Even if you reinforce the floor of an old center, other engineering problems remain, said Chris McLean, president of data center builder Critical Facility Group. Edge. He’s been designing data centers for nearly two decades, and has increased rack heights by 3 feet over that time, from 6 feet to 9 feet. (The space has only increased from 2 x 2 feet to 2 x 3 feet.) The new height is taller than the industrial door frames of a few years ago. Freight elevators also cannot support the weight of giant racks, the equipment they are resting on while in motion, and the weight of humans pushing the object. “All of a sudden, you’re in a very large, multi-floor elevator,” McLean said.
“What has caused the tremendous growth in the last couple of years is just the fact that AI is eating everything up.”
It’s clear that big tech companies are building new data centers to accommodate their increasing quest for AI dominance. When OpenAI, Microsoft, or others run out of space in their AI data center campuses, they lease space in distribution facilities owned by companies like CoreWeave, Digital Realty, or Compass, which in turn build new AI-focused data centers. “The reason for the tremendous growth in the last couple of years is the fact that AI is eating everything,” Uptime’s Brown said.
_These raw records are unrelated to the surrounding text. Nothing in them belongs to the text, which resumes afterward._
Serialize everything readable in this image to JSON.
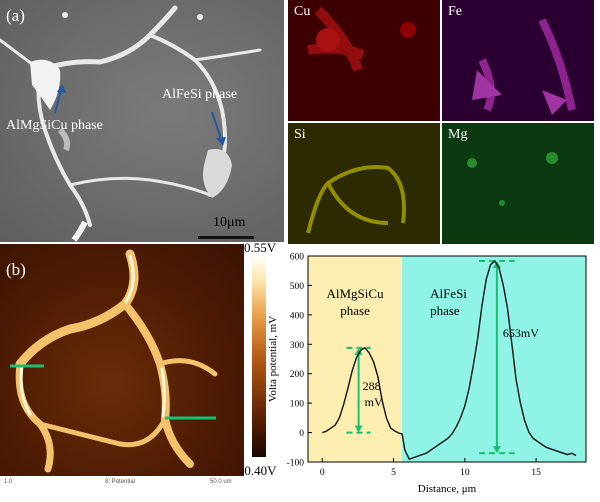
{
  "panel_a": {
    "label": "(a)",
    "annotation1": "AlMgSiCu phase",
    "annotation2": "AlFeSi phase",
    "scale_bar": "10μm"
  },
  "element_maps": [
    {
      "label": "Cu",
      "color": "#ff1a1a"
    },
    {
      "label": "Fe",
      "color": "#e040e0"
    },
    {
      "label": "Si",
      "color": "#e8e000"
    },
    {
      "label": "Mg",
      "color": "#30c030"
    }
  ],
  "panel_b": {
    "label": "(b)",
    "colorbar_max": "0.55V",
    "colorbar_min": "-0.40V",
    "colorbar_axis": "Volta potential, mV",
    "footer_left": "1.0",
    "footer_mid": "8: Potential",
    "footer_right": "50.0 um"
  },
  "chart_data": {
    "type": "line",
    "xlabel": "Distance, μm",
    "ylabel": "Volta potential, mV",
    "xlim": [
      -1,
      18.5
    ],
    "ylim": [
      -100,
      600
    ],
    "xticks": [
      0,
      5,
      10,
      15
    ],
    "yticks": [
      -100,
      0,
      100,
      200,
      300,
      400,
      500,
      600
    ],
    "regions": [
      {
        "name": "AlMgSiCu phase",
        "x_from": -1,
        "x_to": 5.6,
        "color": "#fbeeb0"
      },
      {
        "name": "AlFeSi phase",
        "x_from": 5.6,
        "x_to": 18.5,
        "color": "#8ff3e6"
      }
    ],
    "annotations": [
      {
        "text": "288 mV",
        "x_from": 1.7,
        "x_to": 3.4,
        "y_low": 0,
        "y_high": 288
      },
      {
        "text": "653mV",
        "x_from": 11.0,
        "x_to": 13.5,
        "y_low": -70,
        "y_high": 583
      }
    ],
    "x": [
      0.0,
      0.3,
      0.6,
      0.9,
      1.2,
      1.5,
      1.8,
      2.1,
      2.4,
      2.7,
      3.0,
      3.3,
      3.6,
      3.9,
      4.2,
      4.5,
      4.8,
      5.1,
      5.4,
      5.6,
      5.8,
      6.1,
      6.4,
      6.7,
      7.0,
      7.3,
      7.6,
      7.9,
      8.2,
      8.5,
      8.8,
      9.1,
      9.4,
      9.7,
      10.0,
      10.3,
      10.6,
      10.9,
      11.2,
      11.5,
      11.8,
      12.1,
      12.4,
      12.7,
      13.0,
      13.3,
      13.6,
      13.9,
      14.2,
      14.5,
      14.8,
      15.1,
      15.4,
      15.7,
      16.0,
      16.3,
      16.6,
      16.9,
      17.2,
      17.5,
      17.8
    ],
    "y": [
      0,
      5,
      15,
      25,
      50,
      95,
      150,
      210,
      255,
      280,
      288,
      270,
      240,
      190,
      110,
      50,
      15,
      5,
      -2,
      -5,
      -60,
      -90,
      -85,
      -80,
      -75,
      -70,
      -60,
      -50,
      -40,
      -30,
      -20,
      -5,
      20,
      50,
      90,
      150,
      230,
      320,
      430,
      520,
      570,
      583,
      560,
      500,
      420,
      300,
      180,
      100,
      40,
      0,
      -20,
      -30,
      -40,
      -50,
      -55,
      -60,
      -65,
      -70,
      -75,
      -70,
      -78
    ]
  }
}
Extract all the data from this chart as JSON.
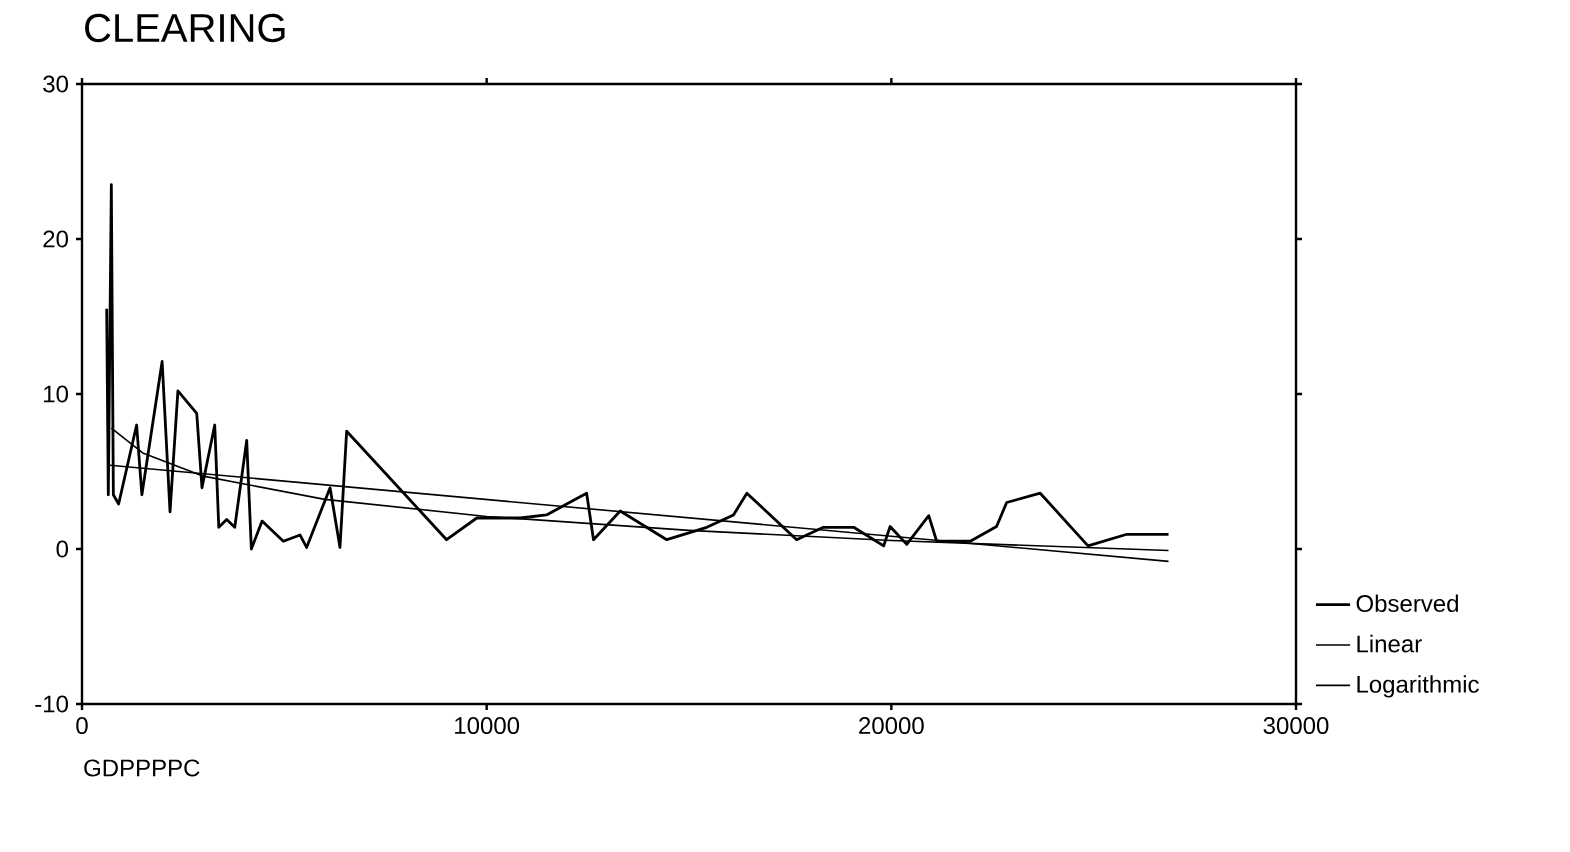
{
  "chart_data": {
    "type": "line",
    "title": "CLEARING",
    "xlabel": "GDPPPPC",
    "xlim": [
      0,
      30000
    ],
    "ylim": [
      -10,
      30
    ],
    "xticks": [
      0,
      10000,
      20000,
      30000
    ],
    "yticks": [
      -10,
      0,
      10,
      20,
      30
    ],
    "legend": "right",
    "grid": false,
    "series": [
      {
        "name": "Observed",
        "color": "#000000",
        "x": [
          610,
          650,
          725,
          775,
          905,
          1350,
          1480,
          1980,
          2175,
          2370,
          2835,
          2965,
          3280,
          3380,
          3575,
          3775,
          4070,
          4185,
          4450,
          4975,
          5390,
          5550,
          6130,
          6375,
          6540,
          9010,
          9755,
          10825,
          11480,
          12470,
          12640,
          13300,
          14450,
          15440,
          16100,
          16430,
          17250,
          17660,
          18320,
          19070,
          19810,
          19970,
          20380,
          20925,
          21120,
          21950,
          22600,
          22850,
          23680,
          24860,
          25820,
          26850
        ],
        "values": [
          15.5,
          3.5,
          23.5,
          3.5,
          2.9,
          8.0,
          3.5,
          12.1,
          2.4,
          10.2,
          8.75,
          3.95,
          8.0,
          1.4,
          1.9,
          1.4,
          7.0,
          0,
          1.8,
          0.5,
          0.9,
          0.1,
          3.95,
          0.1,
          7.6,
          0.6,
          2.0,
          2.0,
          2.2,
          3.6,
          0.6,
          2.45,
          0.6,
          1.4,
          2.2,
          3.6,
          1.6,
          0.6,
          1.4,
          1.4,
          0.2,
          1.45,
          0.3,
          2.15,
          0.5,
          0.5,
          1.45,
          3.0,
          3.6,
          0.2,
          0.95,
          0.95
        ]
      },
      {
        "name": "Linear",
        "color": "#000000",
        "x": [
          690,
          26850
        ],
        "values": [
          5.4,
          -0.8
        ]
      },
      {
        "name": "Logarithmic",
        "color": "#000000",
        "x": [
          725,
          1500,
          3000,
          6000,
          10000,
          15000,
          20000,
          26850
        ],
        "values": [
          7.8,
          6.2,
          4.7,
          3.2,
          2.1,
          1.2,
          0.55,
          -0.1
        ]
      }
    ]
  }
}
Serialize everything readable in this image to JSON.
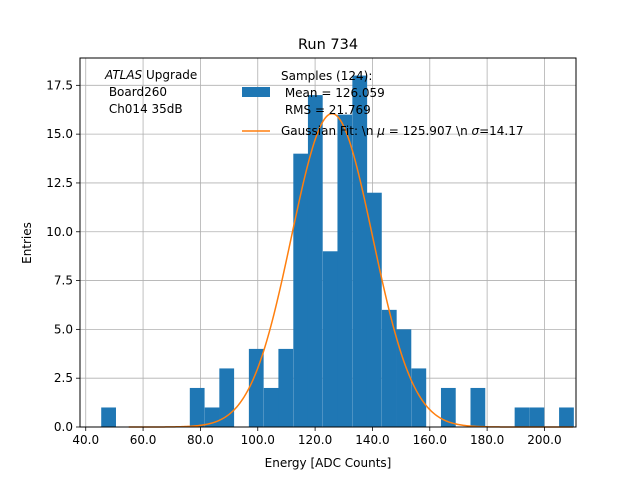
{
  "chart_data": {
    "type": "bar",
    "title": "Run 734",
    "xlabel": "Energy [ADC Counts]",
    "ylabel": "Entries",
    "xlim": [
      38,
      211
    ],
    "ylim": [
      0,
      18.9
    ],
    "grid": true,
    "xticks": [
      40,
      60,
      80,
      100,
      120,
      140,
      160,
      180,
      200
    ],
    "xtick_labels": [
      "40.0",
      "60.0",
      "80.0",
      "100.0",
      "120.0",
      "140.0",
      "160.0",
      "180.0",
      "200.0"
    ],
    "yticks": [
      0,
      2.5,
      5,
      7.5,
      10,
      12.5,
      15,
      17.5
    ],
    "ytick_labels": [
      "0.0",
      "2.5",
      "5.0",
      "7.5",
      "10.0",
      "12.5",
      "15.0",
      "17.5"
    ],
    "annotation": {
      "italic": "ATLAS",
      "text": " Upgrade",
      "line2": " Board260",
      "line3": " Ch014 35dB"
    },
    "histogram": {
      "name_lines": [
        "Samples (124):",
        " Mean = 126.059",
        " RMS = 21.769"
      ],
      "color": "#1f77b4",
      "bin_width": 5.15,
      "bins": [
        {
          "x": 45.4,
          "count": 1
        },
        {
          "x": 76.3,
          "count": 2
        },
        {
          "x": 81.5,
          "count": 1
        },
        {
          "x": 86.6,
          "count": 3
        },
        {
          "x": 96.9,
          "count": 4
        },
        {
          "x": 102.1,
          "count": 2
        },
        {
          "x": 107.2,
          "count": 4
        },
        {
          "x": 112.4,
          "count": 14
        },
        {
          "x": 117.5,
          "count": 17
        },
        {
          "x": 122.7,
          "count": 9
        },
        {
          "x": 127.8,
          "count": 16
        },
        {
          "x": 133.0,
          "count": 18
        },
        {
          "x": 138.1,
          "count": 12
        },
        {
          "x": 143.3,
          "count": 6
        },
        {
          "x": 148.4,
          "count": 5
        },
        {
          "x": 153.6,
          "count": 3
        },
        {
          "x": 163.9,
          "count": 2
        },
        {
          "x": 174.2,
          "count": 2
        },
        {
          "x": 189.6,
          "count": 1
        },
        {
          "x": 194.8,
          "count": 1
        },
        {
          "x": 205.1,
          "count": 1
        }
      ]
    },
    "fit": {
      "name": "Gaussian Fit: \\n $\\mu$ = 125.907 \\n $\\sigma$=14.17",
      "name_parts": [
        "Gaussian Fit: \\n ",
        "μ",
        " = 125.907 \\n ",
        "σ",
        "=14.17"
      ],
      "color": "#ff7f0e",
      "mu": 125.907,
      "sigma": 14.17,
      "amplitude": 16.05,
      "x_range": [
        55,
        210
      ]
    },
    "legend_position": "top-right"
  }
}
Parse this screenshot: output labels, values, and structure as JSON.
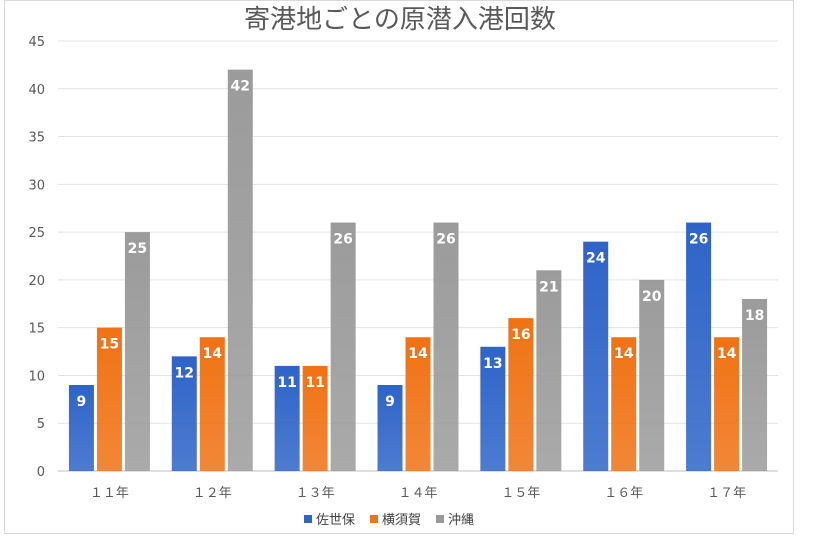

Despite the hype, generative AI is not the only type of computing, lest we forget that typical computer workloads still exist. Non-AI data workloads are actually increasing, Brown said. Therefore, traditional data centers are as important as ever. Universities, hospitals, mid-sized companies and municipalities will all need to continue storing non-AI data files, just as your blurry photos still reside on some cloud provider’s server, McLean said. “All these people still need this legacy data center environment,” he said. “It will never go away.”